I wondered if she meant dangerous because it was Detroit or dangerous because of the benandanti and other assorted supernatural beings, then decided it didn't matter. Dangerous was dangerous, and Sawyer was the best bodyguard, even if I couldn't get him on a plane without a wire cage and a muzzle.

Luckily I had the Impala, and Detroit was a short, but extremely annoying, trip around the tip of Lake Michigan from Chicago. We'd be there by morning.

The laughter of the children drew my attention to the window once more. Seven kids now. Where had they been hiding?

I got up and moved closer, peering through the glass. Between one blink and the next, there were eight kids.

"Son of a—" I murmured, as understanding dawned.

The children hadn't been playing hide-and-seek; they'd been appearing—bing, bing, bing—as they died one by one in Lake Vista.





CHAPTER 12


"People are being killed." I spun away from the window to face Ruthie. "And we're chatting in a sunny kitchen?"
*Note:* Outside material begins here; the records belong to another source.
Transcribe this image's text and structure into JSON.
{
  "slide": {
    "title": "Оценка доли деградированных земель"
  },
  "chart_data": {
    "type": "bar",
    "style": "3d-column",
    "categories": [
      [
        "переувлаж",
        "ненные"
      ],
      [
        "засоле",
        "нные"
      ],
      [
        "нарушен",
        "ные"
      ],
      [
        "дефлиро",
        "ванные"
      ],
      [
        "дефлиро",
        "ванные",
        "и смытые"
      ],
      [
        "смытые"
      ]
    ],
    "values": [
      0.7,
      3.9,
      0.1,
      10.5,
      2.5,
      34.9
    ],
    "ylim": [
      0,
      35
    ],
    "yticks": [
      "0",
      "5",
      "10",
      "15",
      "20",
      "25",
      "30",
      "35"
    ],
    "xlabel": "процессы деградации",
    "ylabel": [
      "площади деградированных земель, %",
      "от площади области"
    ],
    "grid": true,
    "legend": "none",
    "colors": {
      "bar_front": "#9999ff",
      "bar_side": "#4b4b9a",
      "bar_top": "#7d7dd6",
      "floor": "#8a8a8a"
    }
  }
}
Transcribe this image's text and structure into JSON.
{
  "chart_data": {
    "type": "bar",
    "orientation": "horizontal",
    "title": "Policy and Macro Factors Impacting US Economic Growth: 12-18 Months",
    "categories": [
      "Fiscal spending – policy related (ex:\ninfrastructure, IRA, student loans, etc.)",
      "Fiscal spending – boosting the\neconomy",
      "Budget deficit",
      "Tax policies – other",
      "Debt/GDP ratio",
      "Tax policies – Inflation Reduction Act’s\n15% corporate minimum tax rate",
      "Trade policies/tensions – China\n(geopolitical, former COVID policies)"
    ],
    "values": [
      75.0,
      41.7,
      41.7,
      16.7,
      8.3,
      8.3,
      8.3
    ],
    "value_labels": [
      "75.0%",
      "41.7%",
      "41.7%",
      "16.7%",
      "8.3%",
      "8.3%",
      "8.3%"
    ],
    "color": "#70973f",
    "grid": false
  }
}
Ruthie's eyes were moist. "You think I want them to die? You think I like having a full house?"

I threw up my hands. "I don't know what you want or what I think. I only know that people, children, are dying by lucere attack. An attack I was sent to stop."

"But you went down in the field."

"According to you, I'm not dead yet."

"You needed time to heal." Ruthie's gaze became unfocused as she stared past me. "Sawyer's done all he can."

"Did you put a hex on me, make me forget what was going on back there?" I couldn't believe I hadn't remembered until I'd seen that child appear out of nowhere.

"You were here for a reason—to listen, to learn, to heal. Until those things were done, you couldn't leave. No use worryin' about it."

"I need to go back."

"Go." Ruthie flipped her hand, dismissing me.